A past examination paper had the following question that I found somewhat difficult. I tried having a go at it but haven't come around with any possible double angle identities. How would one go about tackling it?

Given:

$$\omega = {\frac {\sin (P + Q) + i (1 - \cos (P + Q))} {(\cos P + \cos Q) + i (\sin P - \sin Q) }} $$

To prove:

$$|\omega| = \tan \frac {P + Q} {2} \qquad\text{and}\qquad \arg(\omega) = Q $$

A guideline on how/ which identity to use would be greatly appreciated.

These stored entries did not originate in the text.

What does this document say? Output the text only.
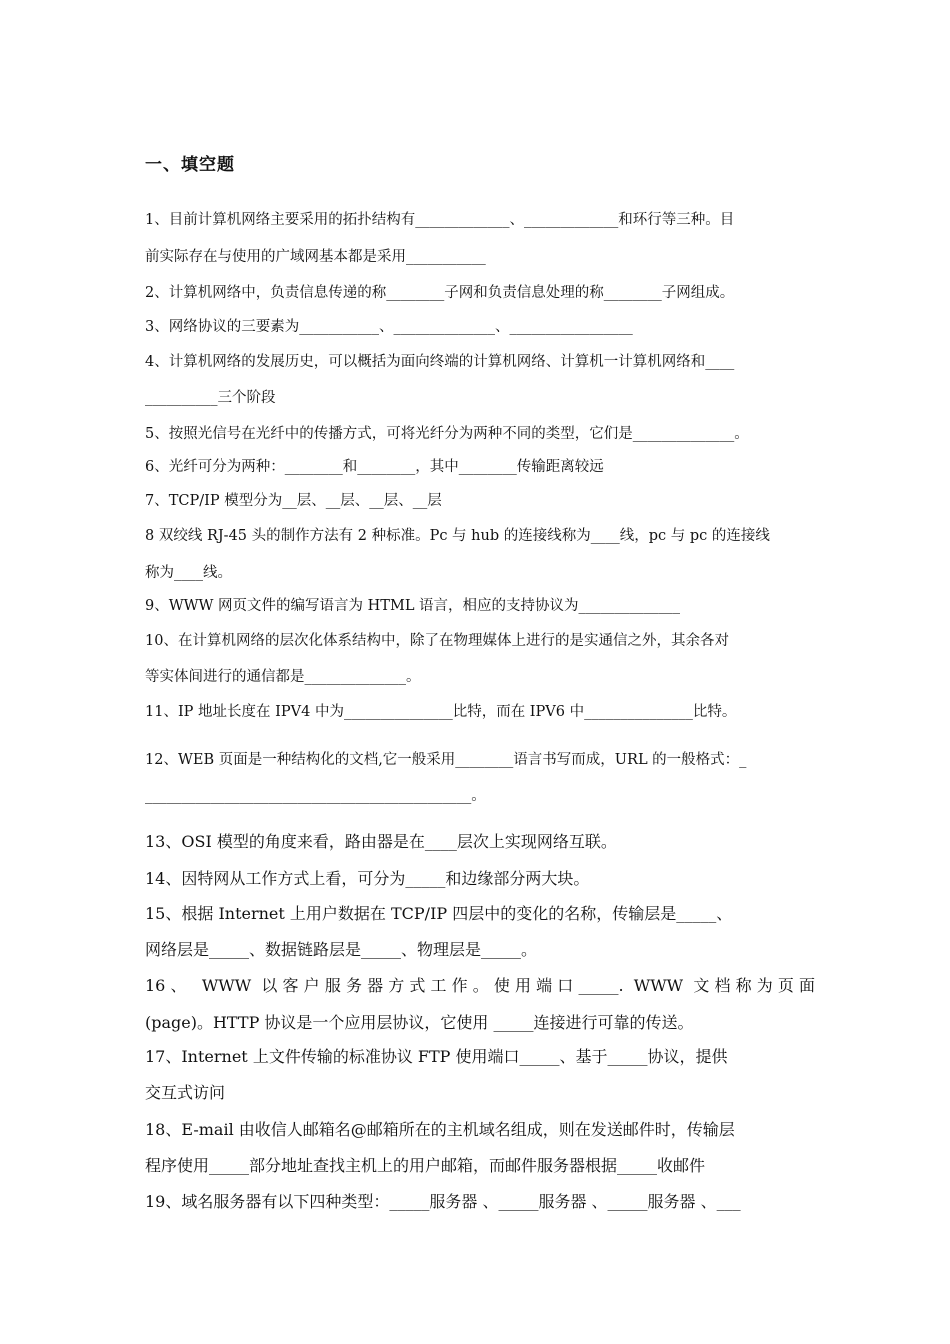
一、填空题

1、目前计算机网络主要采用的拓扑结构有_____________、_____________和环行等三种。目

前实际存在与使用的广域网基本都是采用___________

2、计算机网络中，负责信息传递的称________子网和负责信息处理的称________子网组成。

3、网络协议的三要素为___________、______________、_________________

4、计算机网络的发展历史，可以概括为面向终端的计算机网络、计算机一计算机网络和____

__________三个阶段

5、按照光信号在光纤中的传播方式，可将光纤分为两种不同的类型，它们是______________。

6、光纤可分为两种：________和________，其中________传输距离较远

7、TCP/IP 模型分为__层、__层、__层、__层

8 双绞线 RJ-45 头的制作方法有 2 种标准。Pc 与 hub 的连接线称为____线，pc 与 pc 的连接线

称为____线。

9、WWW 网页文件的编写语言为 HTML 语言，相应的支持协议为______________

10、在计算机网络的层次化体系结构中，除了在物理媒体上进行的是实通信之外，其余各对

等实体间进行的通信都是______________。

11、IP 地址长度在 IPV4 中为_______________比特，而在 IPV6 中_______________比特。

12、WEB 页面是一种结构化的文档,它一般采用________语言书写而成，URL 的一般格式：_

_____________________________________________。

13、OSI 模型的角度来看，路由器是在____层次上实现网络互联。

14、因特网从工作方式上看，可分为_____和边缘部分两大块。

15、根据 Internet 上用户数据在 TCP/IP 四层中的变化的名称，传输层是_____、

网络层是_____、数据链路层是_____、物理层是_____。

16、 WWW 以客户服务器方式工作。使用端口_____. WWW 文档称为页面

(page)。HTTP 协议是一个应用层协议，它使用 _____连接进行可靠的传送。

17、Internet 上文件传输的标准协议 FTP 使用端口_____、基于_____协议，提供

交互式访问

18、E-mail 由收信人邮箱名@邮箱所在的主机域名组成，则在发送邮件时，传输层

程序使用_____部分地址查找主机上的用户邮箱，而邮件服务器根据_____收邮件

19、域名服务器有以下四种类型：_____服务器 、_____服务器 、_____服务器 、___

To give an idea how one would start it is by;

Proof:

$$|\omega| = {\frac {\sqrt{\sin^2 (P + Q) + (1 - \cos (P + Q))^2}} {\sqrt{(\cos P + \cos Q)^2 + (\sin P - \sin Q)^2 }}} $$

I'm still unsure about the above or how the square root come about

Answer 1

We have \begin{align} N & := \sin^2(P+Q) + (1-\cos(P+Q))^2 = \sin^2(P+Q) + \cos^2(P+Q) + 1 - 2\cos(P+Q) \\ & = 2 (1-\cos(P+Q)) = 2\cdot2\sin^2\frac{P+Q}{2} = 4\sin^2\frac{P+Q}{2} \end{align} and \begin{align} D & = \cos^2P +\cos^2Q + \sin^2P + \sin^2Q + 2(\cos P\cos Q - \sin P \sin Q) \\ &= 2 +2(\cos(P+Q)) = 2(1+\cos(P+Q)) = 4\cos^2\frac{P+Q}{2} \end{align}

Now, $$|\omega| = \sqrt{\frac{N}{D}} = \tan\frac{P+Q}{2}$$

Answer 2

You just need Pythagoras and compound angle formulae, and in particular identities for $\cos 2x$. The numerator surd simplifies to $$\sqrt{2\left(1-\cos(P+Q)\right)}=2\left|\sin\frac{P+Q}{2}\right|,$$while the denominator surd simplifies to $$\sqrt{2\left(1+\cos(P+Q)\right)}=2\left|\cos\frac{P+Q}{2}\right|.$$

Answer 3

Using Double Angle formula,

$$N_r=\sin(P+Q)+i(1-\cos(P+Q))$$

$$=2\sin\dfrac{P+Q}2\cos\dfrac{P+Q}2+2i\sin^2\dfrac{P+Q}2$$

$$=2\sin\dfrac{P+Q}2\left(\cos\dfrac{P+Q}2+i\sin\dfrac{P+Q}2\right)=2\sin\dfrac{P+Q}2 e^{i(P+Q)/2}$$ using Intuition behind euler's formula

Using Prosthaphaeresis Formulas, $$D_r=\cos P+\cos Q+i(\sin P-\sin Q)$$ $$=2\cos\dfrac{P+Q}2\left(\cos\dfrac{P-Q}2+i\sin\dfrac{P-Q}2\right)=2\cos\dfrac{P+Q}2e^{i(P-Q)/2}$$

$$\implies \omega=\tan \frac {P + Q}2 e^{i Q}$$

$\displaystyle|\omega| = \left|\tan \dfrac {P + Q}2\right|=\begin{cases} \tan \dfrac {P + Q}2&\mbox{if } \tan \dfrac {P + Q}2\ge 0 \\ -\tan \dfrac {P + Q}2 & \mbox{otherwise} \end{cases} $

arg$(\omega)$ can be computed atan2